Data Visualization: “Master of None” in Data Analysis
Why We Need Data Visualization？
If you want to be a data analyst, mastering data visualization skills is essential, cause in most cases, the boss cares more about the results presented.
In addition, when these visualization results are presented in front of your eyes, you can intuitively experience the “beauty of data”. Pictures are far better than words in terms of content expression. It can not only reflect the authenticity of the data, but also give people a lot of imagination.
What are the Views of Data Visualization?
We have more than 10 kinds of visualization views commonly used, including text tables, maps, pie charts, horizontal bars, stacked bars, tree views, scatter plots, histograms, Gantt charts, scatter charts, bubble charts, etc.
Of course, you must not only master the use of these views, but also understand the purpose behind them. Here I divide them into the following 9 cases:
In the above cases, you may want to see the distribution of certain data or its trend over time, and so on. So before designing, you need to think about what you want to present to users, what characteristics of the data need to be highlighted, and what view to use for the presentation.
For example, if you want to show the distribution of a variable, you can show it in the form of a histogram. If you want to see the correlation and distribution between the two variables, you can use a scatter plot.
A view may have multiple expression purposes. For example, a scatter plot can both show the relationship between two variables and reflect their distribution. Similarly, if I want to see the distribution of the variables, I can use either a scatter plot or a histogram.
So, which view you want to use depends on what purpose you want the data to visualize.
What are the Data Visualization Tools?
So how to make the data into the views mentioned above? We need to use data visualization tools.
There are many of these tools, and I will introduce you from several dimensions.
Tableau is powerful in visual and flexible analysis, and its main users are professional data analysts. At the same time, it is highly used in work situations, so mastering Tableau is very helpful for promotion and job hunting. But Tableau is commercial software, and the fees are not low. There are some thresholds to get started, and a certain data foundation is required.
FineReport is completely free software for individual users. From visualization reports to dashboards, it can be done easily. And it has its professional solutions in many industries, which is also very easy to operate. FineReport can connect to business data in real-time and display them in time.

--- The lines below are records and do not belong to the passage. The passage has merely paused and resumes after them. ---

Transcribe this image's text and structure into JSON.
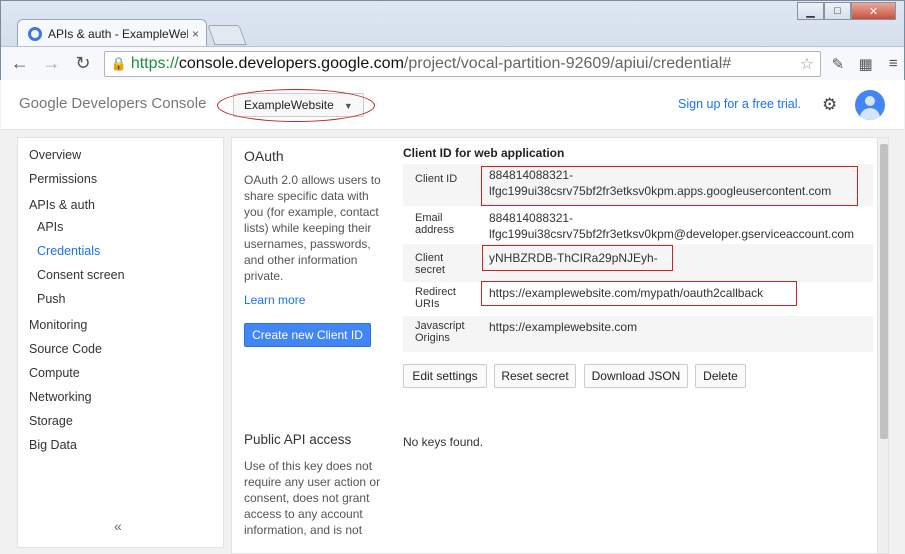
{
  "browser": {
    "tab_title": "APIs & auth - ExampleWeb",
    "tab_close": "×",
    "url_scheme": "https://",
    "url_host": "console.developers.google.com",
    "url_path": "/project/vocal-partition-92609/apiui/credential#",
    "window_buttons": [
      "▁",
      "□",
      "✕"
    ]
  },
  "header": {
    "logo_google": "Google",
    "logo_product": "Developers Console",
    "project": "ExampleWebsite",
    "signup": "Sign up for a free trial."
  },
  "sidebar": {
    "items": [
      "Overview",
      "Permissions",
      "APIs & auth",
      "APIs",
      "Credentials",
      "Consent screen",
      "Push",
      "Monitoring",
      "Source Code",
      "Compute",
      "Networking",
      "Storage",
      "Big Data"
    ],
    "collapse": "«"
  },
  "oauth": {
    "title": "OAuth",
    "description": "OAuth 2.0 allows users to share specific data with you (for example, contact lists) while keeping their usernames, passwords, and other information private.",
    "learn_more": "Learn more",
    "create_button": "Create new Client ID"
  },
  "client": {
    "title": "Client ID for web application",
    "rows": [
      {
        "label": "Client ID",
        "value_1": "884814088321-",
        "value_2": "lfgc199ui38csrv75bf2fr3etksv0kpm.apps.googleusercontent.com"
      },
      {
        "label": "Email address",
        "value_1": "884814088321-",
        "value_2": "lfgc199ui38csrv75bf2fr3etksv0kpm@developer.gserviceaccount.com"
      },
      {
        "label": "Client secret",
        "value_1": "yNHBZRDB-ThCIRa29pNJEyh-"
      },
      {
        "label": "Redirect URIs",
        "value_1": "https://examplewebsite.com/mypath/oauth2callback"
      },
      {
        "label": "Javascript Origins",
        "value_1": "https://examplewebsite.com"
      }
    ],
    "buttons": [
      "Edit settings",
      "Reset secret",
      "Download JSON",
      "Delete"
    ]
  },
  "public_api": {
    "title": "Public API access",
    "description": "Use of this key does not require any user action or consent, does not grant access to any account information, and is not",
    "no_keys": "No keys found."
  },
  "colors": {
    "accent": "#4285f4",
    "link": "#1a73e8",
    "highlight": "#cc2222"
  }
}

Front-end Visualization Components
The visualization components are based on web rendering technology. So you need to know a few typical web rendering technologies: Canvas, SVG, and WebGL. In simple terms, Canvas and SVG are the main 2D graphics technologies in HTML5, and WebGL is a 3D framework.
Canvas is suitable for bitmap, that is, it gives you a whiteboard, and you need to draw points by yourself. Canvas can draw complex animations. However, it comes with HTML5, so older browsers don’t support Canvas. ECharts is a visual component based on Canvas.
SVG uses XML format to define graphics. It is equivalent to using dots and lines to draw graphics. Compared to bitmaps, the file is relatively small, and any scaling will not be distorted. SVG is often used on icons and charts. Its biggest feature is that it supports most browsers, and dynamic interactivity is very easy to implement, such as inserting animation elements in SVG.
WebGL is a 3D drawing protocol that can render 3D picture technology in a web browser and can interact with users. Many of the cool 3D effects you see on web pages are basically rendered using WebGL. Three.js introduced below is based on the WebGL framework.
After understanding these web rendering protocols, let me take a look at these common visualization components: Echarts, D3, and Three.js.
Using data analysis tools, you must learn Python, of course, some people use the R. When using Python and R for data analysis, you must use the visualization part.
Let me briefly introduce how to use Python and R for data visualization.
Numerous visualization libraries are included in Python, such as Matplotlib, Seaborn, Bokeh, Plotly, Pyecharts, Mapbox, and Geoplotlib. The most frequently used ones are Matplotlib and Seaborn.
Matplotlib is a basic visualization library for Python. The plotting style is similar to MATLAB, so it is called Matplotlib. Generally learning Python data visualization starts from Matplotlib, and then learns other Python visualization libraries.
The picture below is the radar chart I made with Matplotlib.
Seaborn is an advanced visualization library based on Matplotlib. It has a more advanced package for Matplotlib to make mapping easier. You can use code to draw multi-dimensional data visualizations, such as the following example:
There are also many visualization libraries to choose from in R. These include the graphics package that comes with R and the toolkits ggplot2, ggmap, timevis, and plotly.
Among them, ggplot2 is an important plotting package in R. This toolkit separates data from plotting operations. The ggplot library has also been introduced in Python, so that ggplot can also be easily used in Python, and it is not much different from the ggplot2 code in R. With a little modification, it can be run directly in Python.
Today I introduced you to the view of data visualization, and then took you to explain the current mainstream data visualization tools. Tableau is a leader in the BI business intelligence industry and an essential tool for business data analysis in many large companies. FineReport is completely free for individual users and can make very cool big screens. If you use a programming language for data analysis and data visualization, then Python and R are also good choices.